This can be rewritten as #intcos^-1x x^-2dx#. Whenever you see a product within an integral, you should consider using integration by parts.

The integration by parts formula states that an integral #intudv = uv - int(v du)#. #cos^-1x# is not that simple to integrate, so let's say #u = cos^-1x# and #dv= x^-2#. Then #du = -1/sqrt(1 - x^2)dx# and #v = -1/x#.

Use the formula now:

#intcos^-1x x^-2dx = -cos^-1x/x - int(-1/x * -1/sqrt(1 - x^2)dx)#

#intcos^-1x x^-2dx = -cos^-1x/x - int 1/(xsqrt(1 - x^2)) dx#

The remaining integral will have to be integrated by trigonometric substitution. This is a technique of integration where you make use of a pythagorean identity to get rid of the #√#. When the square root within the integral is of the form #sqrt(a^2 - x^2)# like the one above, use the substitution #color(red)(x = sin theta)#. Then #dx = costheta d theta#.

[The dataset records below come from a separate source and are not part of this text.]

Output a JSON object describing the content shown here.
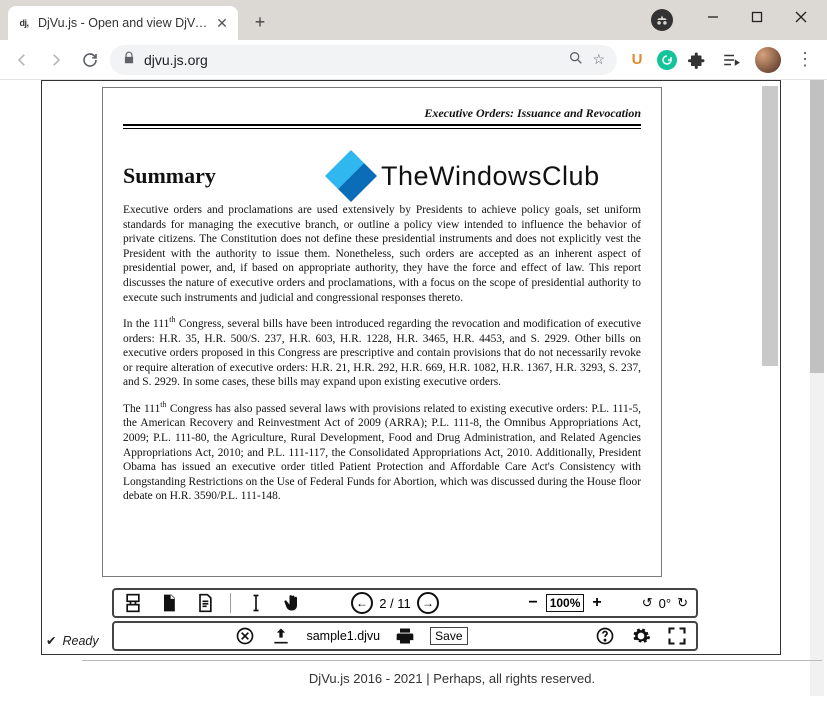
{
  "browser": {
    "tab_title": "DjVu.js - Open and view DjVu on",
    "url_display": "djvu.js.org",
    "ext_u_label": "U"
  },
  "viewer": {
    "status_text": "Ready",
    "file_name": "sample1.djvu",
    "save_label": "Save",
    "page_current": "2",
    "page_total": "11",
    "zoom_value": "100%",
    "rotation": "0°"
  },
  "watermark": {
    "text": "TheWindowsClub"
  },
  "document": {
    "header_right": "Executive Orders: Issuance and Revocation",
    "heading": "Summary",
    "p1": "Executive orders and proclamations are used extensively by Presidents to achieve policy goals, set uniform standards for managing the executive branch, or outline a policy view intended to influence the behavior of private citizens. The Constitution does not define these presidential instruments and does not explicitly vest the President with the authority to issue them. Nonetheless, such orders are accepted as an inherent aspect of presidential power, and, if based on appropriate authority, they have the force and effect of law. This report discusses the nature of executive orders and proclamations, with a focus on the scope of presidential authority to execute such instruments and judicial and congressional responses thereto.",
    "p2a": "In the 111",
    "p2b": " Congress, several bills have been introduced regarding the revocation and modification of executive orders: H.R. 35, H.R. 500/S. 237, H.R. 603, H.R. 1228, H.R. 3465, H.R. 4453, and S. 2929. Other bills on executive orders proposed in this Congress are prescriptive and contain provisions that do not necessarily revoke or require alteration of executive orders: H.R. 21, H.R. 292, H.R. 669, H.R. 1082, H.R. 1367, H.R. 3293, S. 237, and S. 2929. In some cases, these bills may expand upon existing executive orders.",
    "p3a": "The 111",
    "p3b": " Congress has also passed several laws with provisions related to existing executive orders: P.L. 111-5, the American Recovery and Reinvestment Act of 2009 (ARRA); P.L. 111-8, the Omnibus Appropriations Act, 2009; P.L. 111-80, the Agriculture, Rural Development, Food and Drug Administration, and Related Agencies Appropriations Act, 2010; and P.L. 111-117, the Consolidated Appropriations Act, 2010. Additionally, President Obama has issued an executive order titled Patient Protection and Affordable Care Act's Consistency with Longstanding Restrictions on the Use of Federal Funds for Abortion, which was discussed during the House floor debate on H.R. 3590/P.L. 111-148.",
    "sup_th": "th"
  },
  "footer": {
    "text": "DjVu.js 2016 - 2021 | Perhaps, all rights reserved."
  }
}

#int1/(xsqrt(1 - x^2)) dx= int1/(sinthetasqrt(1 - sin^2theta)) * costheta d theta#

#int1/(xsqrt(1 - x^2))dx =int 1/(sin thetasqrt(cos^2theta)) *costheta d theta#

#int1/(xsqrt(1 - x^2))dx = int1/sintheta d theta#

#int 1/(xsqrt(1 - x^2))dx = intcsctheta d theta#

This is a known integral that is derived here.

#int 1/(xsqrt(1 - x^2))dx = -ln|csctheta + cottheta| + C#

We now reverse the substitutions by drawing a triangle and finding the correct ratios. We know from our original substitution that #x/1 = sintheta#.

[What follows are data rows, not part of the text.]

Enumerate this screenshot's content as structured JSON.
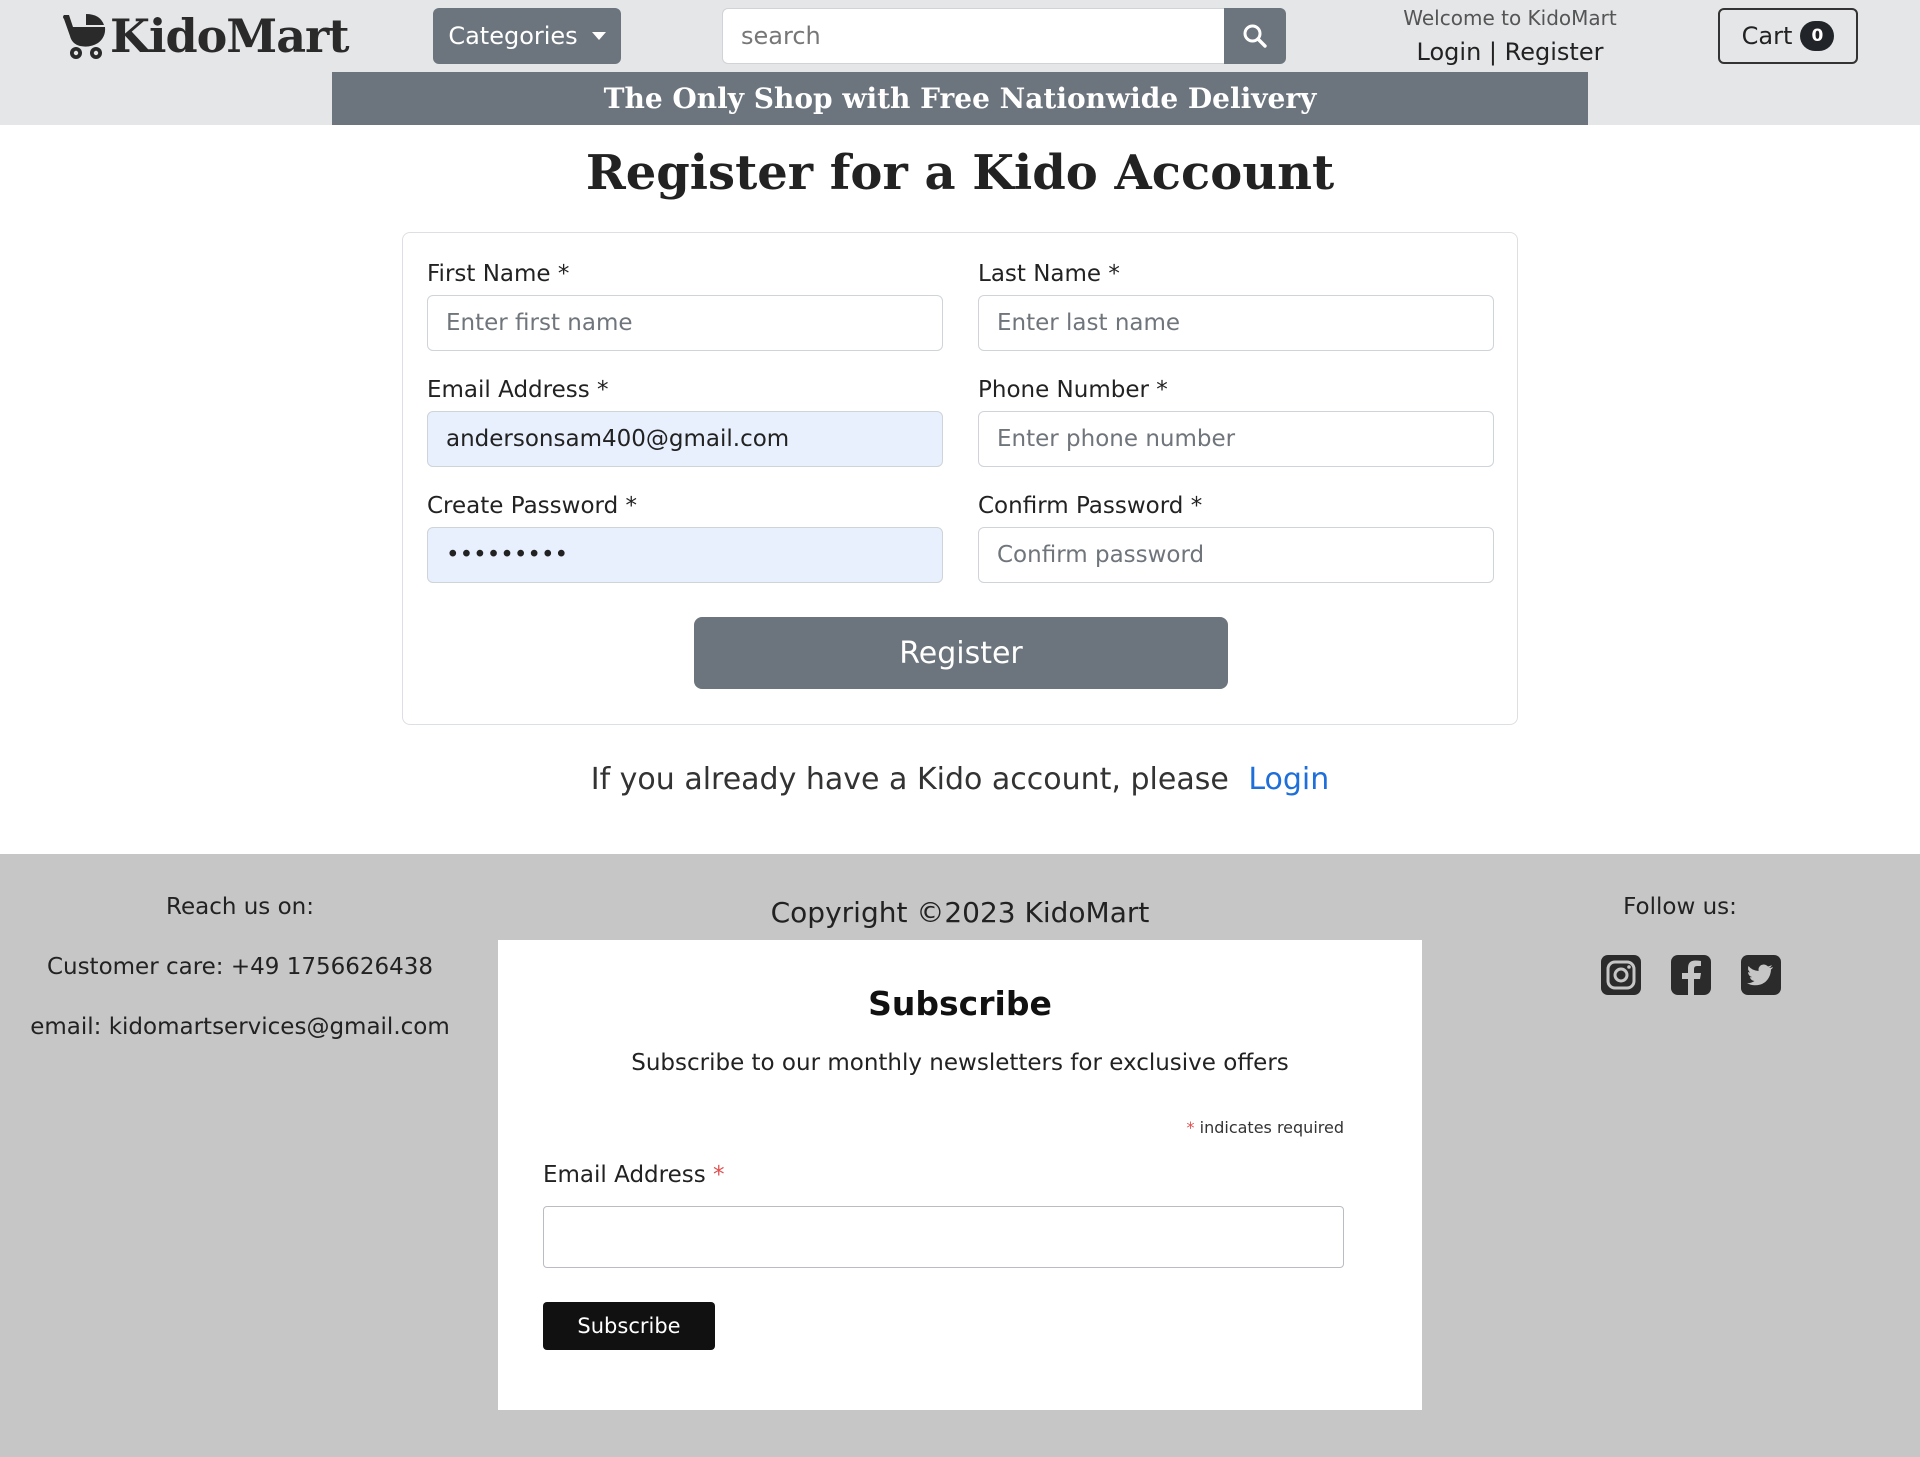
{
  "header": {
    "logo_text": "KidoMart",
    "categories_label": "Categories",
    "search": {
      "placeholder": "search"
    },
    "welcome": "Welcome to KidoMart",
    "login_label": "Login",
    "separator": "|",
    "register_label": "Register",
    "cart_label": "Cart",
    "cart_count": "0",
    "promo": "The Only Shop with Free Nationwide Delivery"
  },
  "main": {
    "title": "Register for a Kido Account",
    "form": {
      "first_name": {
        "label": "First Name *",
        "placeholder": "Enter first name",
        "value": ""
      },
      "last_name": {
        "label": "Last Name *",
        "placeholder": "Enter last name",
        "value": ""
      },
      "email": {
        "label": "Email Address *",
        "placeholder": "",
        "value": "andersonsam400@gmail.com"
      },
      "phone": {
        "label": "Phone Number *",
        "placeholder": "Enter phone number",
        "value": ""
      },
      "password": {
        "label": "Create Password *",
        "placeholder": "",
        "value": "•••••••••"
      },
      "confirm_password": {
        "label": "Confirm Password *",
        "placeholder": "Confirm password",
        "value": ""
      },
      "submit_label": "Register"
    },
    "already_text": "If you already have a Kido account, please",
    "already_link": "Login"
  },
  "footer": {
    "reach_title": "Reach us on:",
    "customer_care": "Customer care: +49 1756626438",
    "email_prefix": "email:",
    "email_value": "kidomartservices@gmail.com",
    "copyright": "Copyright ©2023 KidoMart",
    "follow_title": "Follow us:",
    "socials": [
      "instagram-icon",
      "facebook-icon",
      "twitter-icon"
    ],
    "subscribe": {
      "title": "Subscribe",
      "description": "Subscribe to our monthly newsletters for exclusive offers",
      "required_star": "*",
      "required_note": "indicates required",
      "email_label": "Email Address",
      "email_star": "*",
      "button_label": "Subscribe"
    }
  },
  "colors": {
    "header_bg": "#e5e6e8",
    "secondary": "#6c757d",
    "link": "#1e6fd9",
    "footer_bg": "#c6c6c6",
    "autofill_bg": "#e8f0fe",
    "required_star": "#e05050"
  }
}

#int 1/(xsqrt(1 - x^2))dx = -ln|1/x + sqrt(1 - x^2)/x| + C#

#int 1/(xsqrt(1 - x^2))dx = -ln|(1 + sqrt(1 - x^2))/x| + C#

Let's return our attention to the whole integral.

#intcos^-1x x^-2dx = -cos^-1x/x- (- ln|(1 + sqrt(1 - x^2))/x|) + C#

#intcos^-1x x^-2dx = ln|(1 + sqrt(1 - x^2))/x| - cos^-1x/x + C#

Hopefully this helps!